日経の記事です。
 
 原油価格が内外で一段と上昇した。国際価格の指標となるニューヨーク市場のWTI(ウエスト・テキサス・インターミディエート)原油先物(期近)は9日、1バレル62.96ドルと前日比2%上昇し、2014年12月以来3年1カ月ぶりの高値を付けた。米国の気温低下や底堅い景気で原油在庫の取り崩しが進むとの観測が強まった。日本時間10日の時間外取引も63ドル程度で推移している。 
 (中略)
 石油輸出国機構(OPEC)は協調減産で供給量を落としている。米国は寒波の到来で暖房燃料の需要が伸びているうえ、産業活動も堅調で原油の在庫が減るとの見方が広がっている。米石油協会(API)の9日の統計で、前週の米原油在庫が市場予想を上回って減ったことも買いを誘った。

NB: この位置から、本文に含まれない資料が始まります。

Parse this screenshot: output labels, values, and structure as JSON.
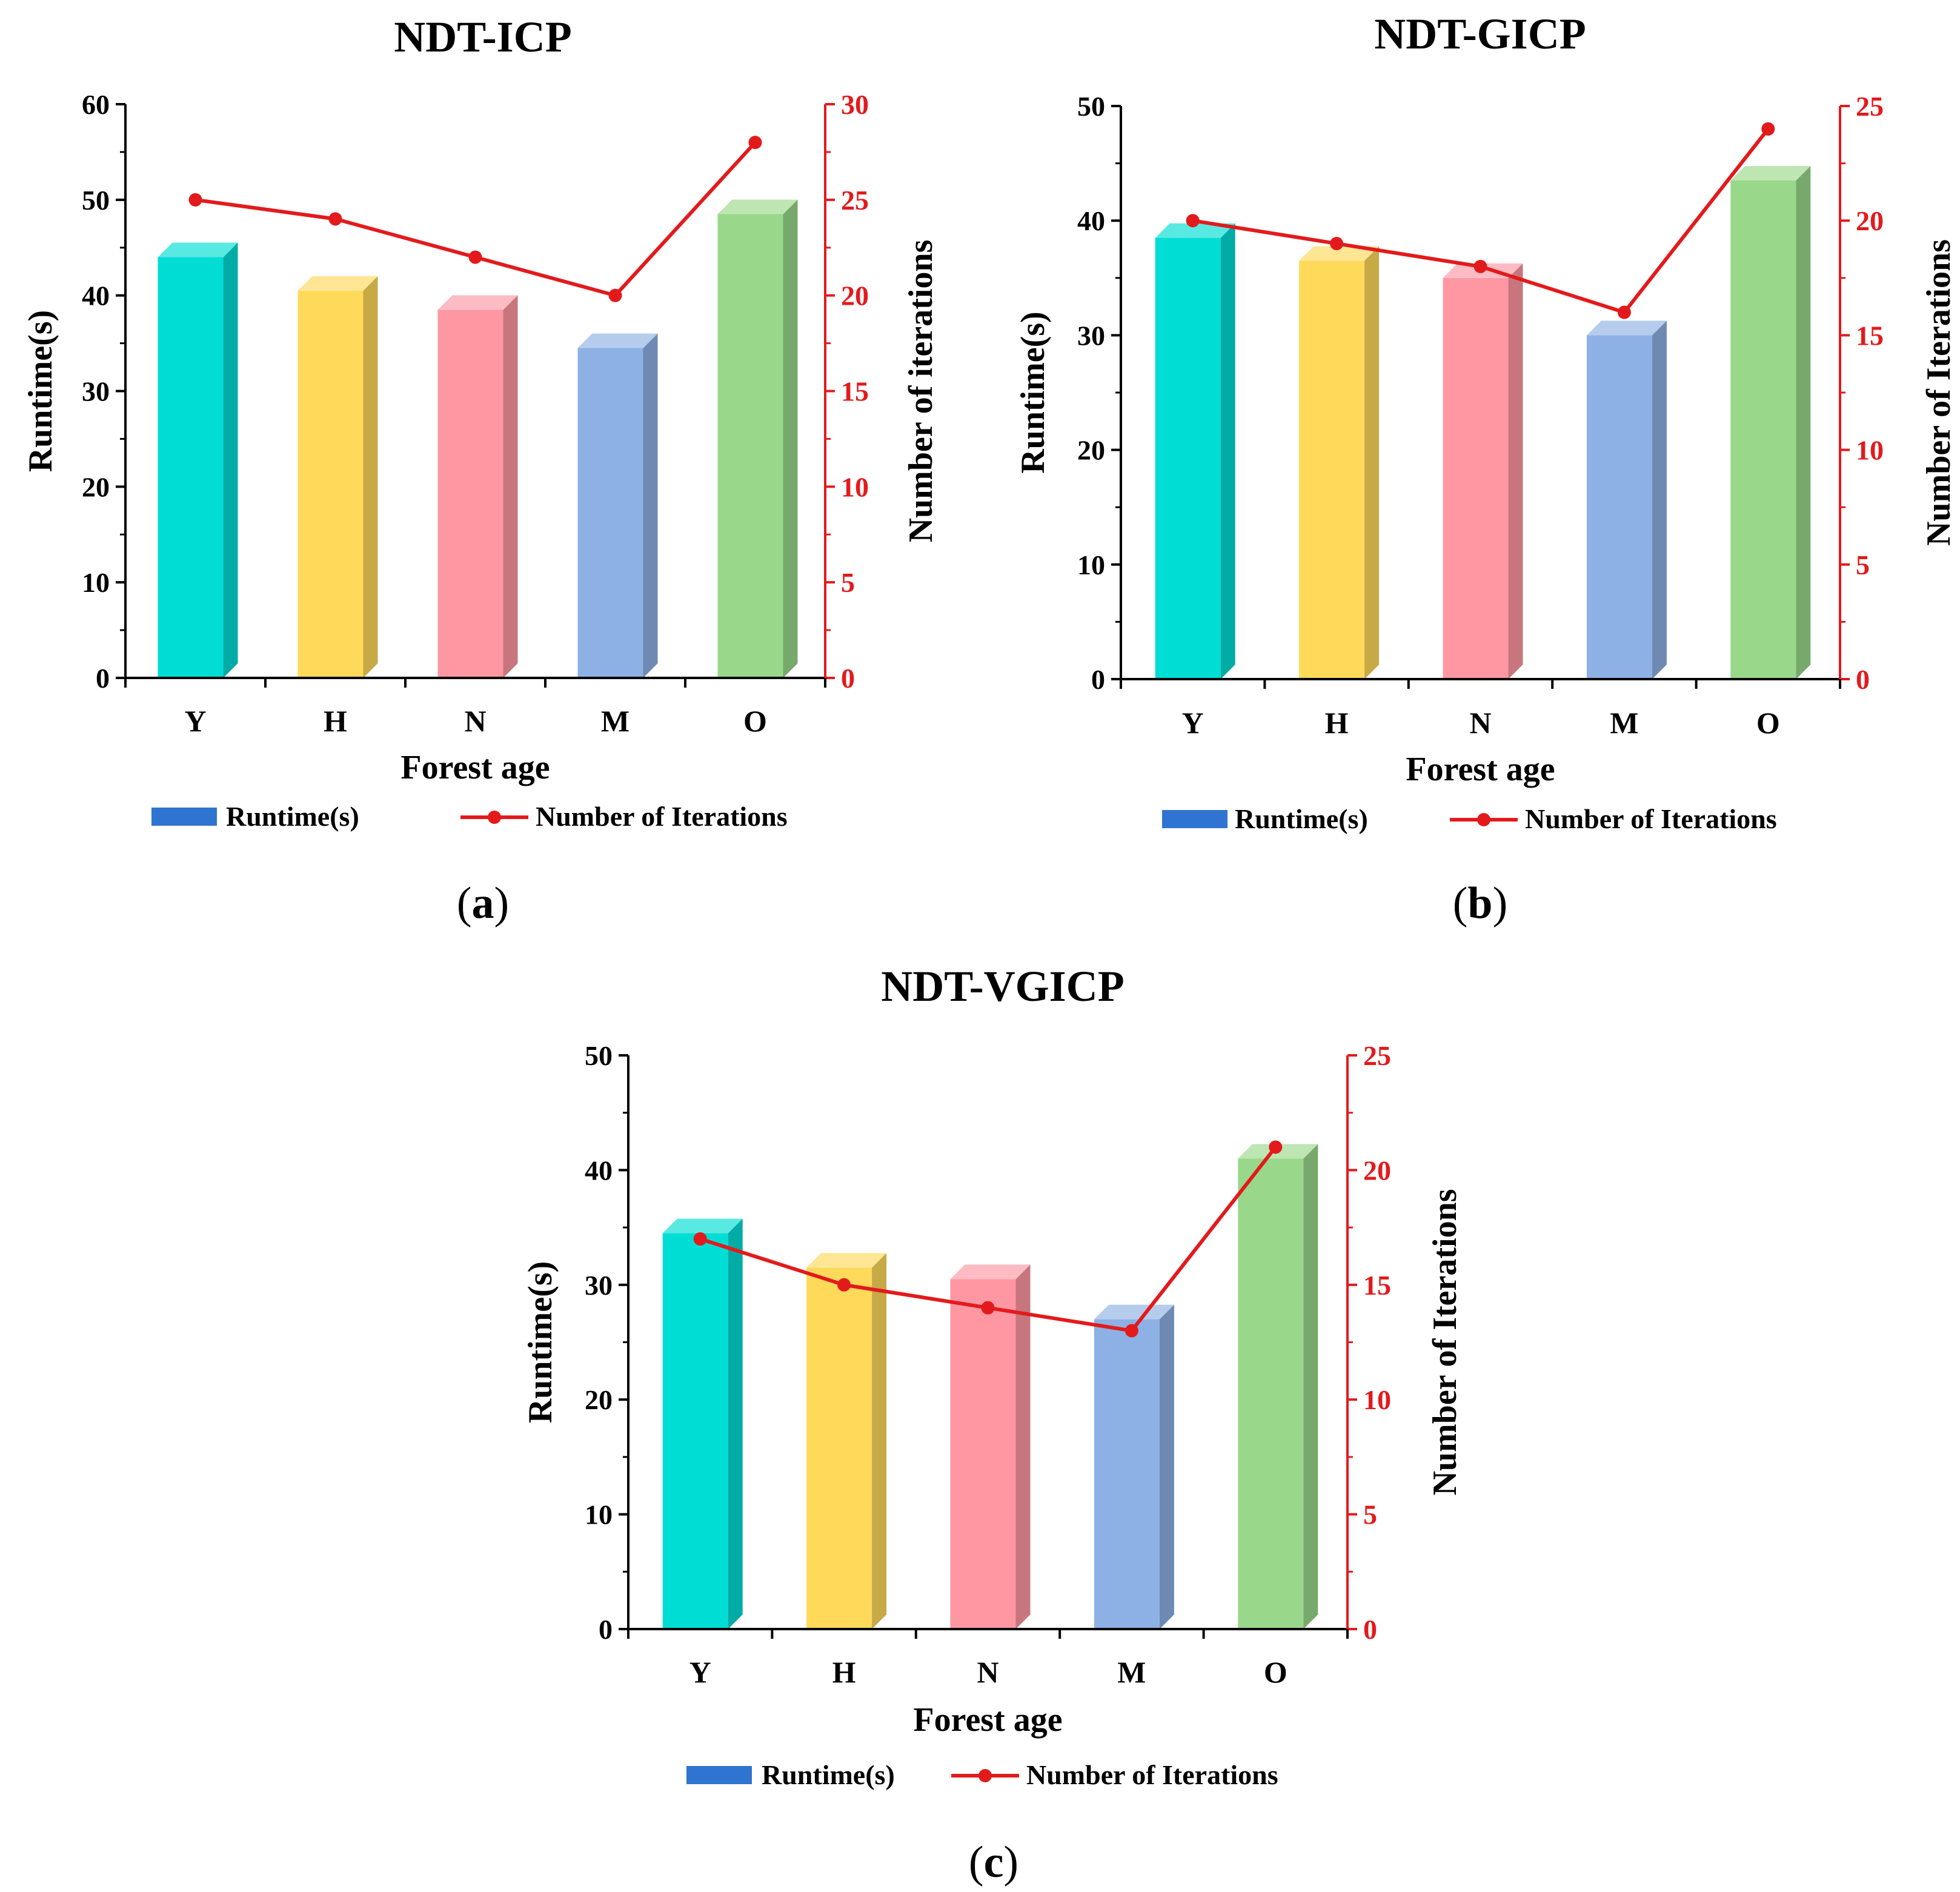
{
  "colors": {
    "line": "#e31a1c",
    "axis": "#000000",
    "legend_swatch": "#2f74d0",
    "bars": [
      "#00ddd4",
      "#ffd95a",
      "#ff97a2",
      "#8db1e4",
      "#99d88a"
    ]
  },
  "legend": {
    "bar_label": "Runtime(s)",
    "line_label": "Number of Iterations"
  },
  "chart_data": [
    {
      "type": "bar",
      "title": "NDT-ICP",
      "caption_letter": "a",
      "categories": [
        "Y",
        "H",
        "N",
        "M",
        "O"
      ],
      "xlabel": "Forest age",
      "ylabel": "Runtime(s)",
      "y2label": "Number of iterations",
      "ylim": [
        0,
        60
      ],
      "yticks": [
        0,
        10,
        20,
        30,
        40,
        50,
        60
      ],
      "y2lim": [
        0,
        30
      ],
      "y2ticks": [
        0,
        5,
        10,
        15,
        20,
        25,
        30
      ],
      "series": [
        {
          "name": "Runtime(s)",
          "type": "bar",
          "axis": "left",
          "values": [
            44,
            40.5,
            38.5,
            34.5,
            48.5
          ]
        },
        {
          "name": "Number of Iterations",
          "type": "line",
          "axis": "right",
          "values": [
            25,
            24,
            22,
            20,
            28
          ]
        }
      ]
    },
    {
      "type": "bar",
      "title": "NDT-GICP",
      "caption_letter": "b",
      "categories": [
        "Y",
        "H",
        "N",
        "M",
        "O"
      ],
      "xlabel": "Forest age",
      "ylabel": "Runtime(s)",
      "y2label": "Number of Iterations",
      "ylim": [
        0,
        50
      ],
      "yticks": [
        0,
        10,
        20,
        30,
        40,
        50
      ],
      "y2lim": [
        0,
        25
      ],
      "y2ticks": [
        0,
        5,
        10,
        15,
        20,
        25
      ],
      "series": [
        {
          "name": "Runtime(s)",
          "type": "bar",
          "axis": "left",
          "values": [
            38.5,
            36.5,
            35,
            30,
            43.5
          ]
        },
        {
          "name": "Number of Iterations",
          "type": "line",
          "axis": "right",
          "values": [
            20,
            19,
            18,
            16,
            24
          ]
        }
      ]
    },
    {
      "type": "bar",
      "title": "NDT-VGICP",
      "caption_letter": "c",
      "categories": [
        "Y",
        "H",
        "N",
        "M",
        "O"
      ],
      "xlabel": "Forest age",
      "ylabel": "Runtime(s)",
      "y2label": "Number of Iterations",
      "ylim": [
        0,
        50
      ],
      "yticks": [
        0,
        10,
        20,
        30,
        40,
        50
      ],
      "y2lim": [
        0,
        25
      ],
      "y2ticks": [
        0,
        5,
        10,
        15,
        20,
        25
      ],
      "series": [
        {
          "name": "Runtime(s)",
          "type": "bar",
          "axis": "left",
          "values": [
            34.5,
            31.5,
            30.5,
            27,
            41
          ]
        },
        {
          "name": "Number of Iterations",
          "type": "line",
          "axis": "right",
          "values": [
            17,
            15,
            14,
            13,
            21
          ]
        }
      ]
    }
  ]
}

 これまで度々言ってきたことですが、エネルギー価格の上昇からマイルドながらでもインフレが起きると…

 インフレが起きると、どうなるでしょうか?

 日米とも、人手不足が問題になるほど景気は上向いている訳ですから、ここで物価が上がれば、金融政策の転換が起きたり、利上げのペースが早まるのは必至。

 そうでしょう?

 で、そうなると経済が混乱することが懸念される訳ですが…

 ということで、原油価格の動向が気になるところですが、上の記事を読むと、ひょっとしたら今後も原油価格が上昇し続けインフレが起きる可能性もあるのです。

 グラフをご覧下さい。

原油価格


 原油価格(WTI原油先物・期近)の推移を示しています。

 水準自体は、それほどでもありませんが、しかし、上昇傾向にあることが分かると思います。

 物価が上がるかどうかは、原油価格の水準よりも、上がるかどうかが問題なのです。

 幾ら原油価格が高くても、高値で安定していると物価を押し上げることはありません。しかし、幾ら水準が低くても、徐々に価格が上がり続ければ、物価を押し上げる力が働きます。

 ということで、仮にかつてのピークにまで達することがなくても、このままじわじわ価格が上がり続ければそれなりの効果があるのです。

 そして、物価が本格的に上がり出せば、当然のことながら金融政策は大きく変化し…

 株価が上がり続けることは期待薄になってしまうのです。